Diversity, mobility and mid-career entry
Diversity is both a moral and a market necessity. A bigger, broader talent pool is the only way the sector will fill the gap at the pace required. That means welcoming career changers, recognising transferable skills, and providing short, technical bridges to fill gaps.
It also means tackling the practical barriers that shut people out, from the cost of training to the location of roles. We have to make it easier for qualified people to pivot and stay, and easier for experienced professionals in adjacent fields to join and thrive.
Collaboration and a stronger voice
Silos slow progress.
We need clearer frameworks for collaboration across clients, tier ones, SMEs, and consultants. What’s more, a more coordinated approach to lobbying can only be a positive.
Standards and project charters can help align supply chains on skills and social value, but the industry also needs to present fewer, clearer asks to government on funding, apprenticeships, and education capacity.
The next step is to make collaboration routine, not exceptional.

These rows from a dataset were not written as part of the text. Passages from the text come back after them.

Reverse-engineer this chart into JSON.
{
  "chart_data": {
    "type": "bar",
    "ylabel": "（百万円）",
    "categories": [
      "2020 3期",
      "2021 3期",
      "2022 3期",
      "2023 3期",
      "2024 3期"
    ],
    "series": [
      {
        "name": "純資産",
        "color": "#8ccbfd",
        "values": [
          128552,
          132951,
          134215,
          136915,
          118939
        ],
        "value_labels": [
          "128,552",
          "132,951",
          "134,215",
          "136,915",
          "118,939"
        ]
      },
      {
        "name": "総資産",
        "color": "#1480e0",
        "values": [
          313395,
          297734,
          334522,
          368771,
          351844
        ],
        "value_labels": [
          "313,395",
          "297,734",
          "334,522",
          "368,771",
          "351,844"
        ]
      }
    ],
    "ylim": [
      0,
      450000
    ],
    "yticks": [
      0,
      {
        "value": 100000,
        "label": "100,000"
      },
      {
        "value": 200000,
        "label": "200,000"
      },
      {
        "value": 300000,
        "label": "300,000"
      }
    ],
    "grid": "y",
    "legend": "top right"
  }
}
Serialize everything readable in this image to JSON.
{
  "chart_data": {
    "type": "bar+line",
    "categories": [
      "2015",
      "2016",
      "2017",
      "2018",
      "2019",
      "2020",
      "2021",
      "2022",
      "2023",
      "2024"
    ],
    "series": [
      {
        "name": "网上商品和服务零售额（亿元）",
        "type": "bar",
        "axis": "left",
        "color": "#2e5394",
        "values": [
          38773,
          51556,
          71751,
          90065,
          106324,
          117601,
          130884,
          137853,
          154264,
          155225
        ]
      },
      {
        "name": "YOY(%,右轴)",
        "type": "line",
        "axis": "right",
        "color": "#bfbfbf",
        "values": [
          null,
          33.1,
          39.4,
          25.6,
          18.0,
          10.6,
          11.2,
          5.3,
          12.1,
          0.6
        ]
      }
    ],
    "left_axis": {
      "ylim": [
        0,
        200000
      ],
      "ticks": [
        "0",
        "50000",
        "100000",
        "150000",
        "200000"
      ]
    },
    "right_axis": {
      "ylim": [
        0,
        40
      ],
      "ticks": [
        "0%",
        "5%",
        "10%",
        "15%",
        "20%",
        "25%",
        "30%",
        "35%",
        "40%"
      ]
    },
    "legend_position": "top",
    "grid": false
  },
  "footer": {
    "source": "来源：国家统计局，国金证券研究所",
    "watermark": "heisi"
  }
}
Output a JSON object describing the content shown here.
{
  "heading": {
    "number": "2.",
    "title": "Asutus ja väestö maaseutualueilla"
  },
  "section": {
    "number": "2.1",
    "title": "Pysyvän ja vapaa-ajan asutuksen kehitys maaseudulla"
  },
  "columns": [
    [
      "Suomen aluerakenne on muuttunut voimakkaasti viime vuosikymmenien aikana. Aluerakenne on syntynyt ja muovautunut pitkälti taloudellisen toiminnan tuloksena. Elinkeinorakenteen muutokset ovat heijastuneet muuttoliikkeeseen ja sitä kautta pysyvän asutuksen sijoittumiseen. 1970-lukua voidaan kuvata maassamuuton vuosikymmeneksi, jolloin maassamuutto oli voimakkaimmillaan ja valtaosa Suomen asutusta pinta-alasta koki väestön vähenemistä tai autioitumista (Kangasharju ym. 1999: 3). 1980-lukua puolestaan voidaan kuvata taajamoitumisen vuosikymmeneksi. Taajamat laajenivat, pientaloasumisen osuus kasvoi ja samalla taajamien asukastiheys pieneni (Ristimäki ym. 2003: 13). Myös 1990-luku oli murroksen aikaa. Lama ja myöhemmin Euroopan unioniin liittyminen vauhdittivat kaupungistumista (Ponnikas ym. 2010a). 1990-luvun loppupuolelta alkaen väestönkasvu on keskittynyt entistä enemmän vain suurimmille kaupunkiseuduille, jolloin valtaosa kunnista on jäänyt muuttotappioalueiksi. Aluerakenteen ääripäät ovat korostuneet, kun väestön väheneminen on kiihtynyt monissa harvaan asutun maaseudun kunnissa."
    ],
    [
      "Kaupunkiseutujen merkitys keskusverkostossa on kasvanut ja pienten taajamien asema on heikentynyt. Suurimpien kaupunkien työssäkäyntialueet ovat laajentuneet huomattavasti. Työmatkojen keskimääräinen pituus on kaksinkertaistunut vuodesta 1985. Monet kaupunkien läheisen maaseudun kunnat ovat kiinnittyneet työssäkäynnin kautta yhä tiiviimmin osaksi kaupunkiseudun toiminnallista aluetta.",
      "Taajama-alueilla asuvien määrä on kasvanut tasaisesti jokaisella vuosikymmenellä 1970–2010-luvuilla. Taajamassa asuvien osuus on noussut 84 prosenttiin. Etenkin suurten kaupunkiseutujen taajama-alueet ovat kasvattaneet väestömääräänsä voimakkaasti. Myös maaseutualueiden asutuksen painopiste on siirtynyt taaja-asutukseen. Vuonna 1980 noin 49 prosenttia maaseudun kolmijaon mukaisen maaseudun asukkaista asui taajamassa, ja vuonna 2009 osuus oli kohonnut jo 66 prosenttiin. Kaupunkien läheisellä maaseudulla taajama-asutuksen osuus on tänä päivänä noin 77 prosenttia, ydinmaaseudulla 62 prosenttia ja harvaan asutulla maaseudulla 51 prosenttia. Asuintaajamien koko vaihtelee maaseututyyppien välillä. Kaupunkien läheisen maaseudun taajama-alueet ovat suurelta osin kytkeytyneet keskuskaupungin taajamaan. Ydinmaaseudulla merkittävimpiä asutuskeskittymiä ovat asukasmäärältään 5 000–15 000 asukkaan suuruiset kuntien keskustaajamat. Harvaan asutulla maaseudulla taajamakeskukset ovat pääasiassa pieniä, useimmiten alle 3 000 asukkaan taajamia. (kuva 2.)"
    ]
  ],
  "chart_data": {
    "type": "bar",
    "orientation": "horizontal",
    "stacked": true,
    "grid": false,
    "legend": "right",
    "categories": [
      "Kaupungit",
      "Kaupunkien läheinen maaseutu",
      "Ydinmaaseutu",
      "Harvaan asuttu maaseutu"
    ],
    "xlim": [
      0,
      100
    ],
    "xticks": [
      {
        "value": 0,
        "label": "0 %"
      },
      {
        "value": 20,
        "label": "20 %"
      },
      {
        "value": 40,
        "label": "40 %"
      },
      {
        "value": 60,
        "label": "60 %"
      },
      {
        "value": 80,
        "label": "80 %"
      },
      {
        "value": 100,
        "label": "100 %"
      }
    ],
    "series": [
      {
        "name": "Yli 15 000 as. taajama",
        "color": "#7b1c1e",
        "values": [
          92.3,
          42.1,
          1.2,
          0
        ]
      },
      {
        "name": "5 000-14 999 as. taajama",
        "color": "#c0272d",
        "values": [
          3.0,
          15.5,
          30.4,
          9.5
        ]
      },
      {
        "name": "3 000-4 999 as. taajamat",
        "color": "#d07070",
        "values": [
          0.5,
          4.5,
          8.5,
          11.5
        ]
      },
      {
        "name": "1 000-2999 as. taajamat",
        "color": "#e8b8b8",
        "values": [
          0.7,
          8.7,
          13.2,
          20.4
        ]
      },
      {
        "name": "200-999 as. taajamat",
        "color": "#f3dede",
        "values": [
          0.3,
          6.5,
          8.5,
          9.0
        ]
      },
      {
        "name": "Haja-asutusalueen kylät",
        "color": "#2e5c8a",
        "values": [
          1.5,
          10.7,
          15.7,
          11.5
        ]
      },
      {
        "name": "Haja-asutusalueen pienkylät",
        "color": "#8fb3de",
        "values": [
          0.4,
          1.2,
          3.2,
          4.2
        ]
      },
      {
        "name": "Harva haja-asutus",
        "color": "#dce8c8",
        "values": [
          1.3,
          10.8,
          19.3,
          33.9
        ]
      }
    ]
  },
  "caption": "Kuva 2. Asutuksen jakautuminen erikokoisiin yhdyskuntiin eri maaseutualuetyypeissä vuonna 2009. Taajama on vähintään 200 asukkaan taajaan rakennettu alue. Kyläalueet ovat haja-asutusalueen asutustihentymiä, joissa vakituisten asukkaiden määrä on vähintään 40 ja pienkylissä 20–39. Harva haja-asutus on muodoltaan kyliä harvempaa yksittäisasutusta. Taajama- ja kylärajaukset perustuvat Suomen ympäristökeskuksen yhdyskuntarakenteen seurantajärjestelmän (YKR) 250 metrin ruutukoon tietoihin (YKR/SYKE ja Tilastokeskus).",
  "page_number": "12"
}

The one change to make now
The time to join up and act is now.
We have to be realistic about what we can shift quickly, then prioritise integration that moves delivery now, opens the gates to career changers, and stops the leakage of people who want to stay but can’t see a path.
Maria’s final reflections
“As well as the industry and workers, it’s clear that the professional bodies want to see changes too. The event was a great opportunity to get people from all corners of the built environment in the room, and it was refreshing to have such an open, honest, and thought-provoking conversation – one that has been long overdue.
As recruiters in the built environment, we see the skills gap not just as a shortage of people, but as a mismatch of people, skills, location, and ambition.
If we solve that four-way equation, the talent will come.”
Maria Sinclair – Managing Director, Cobalt Recruitment.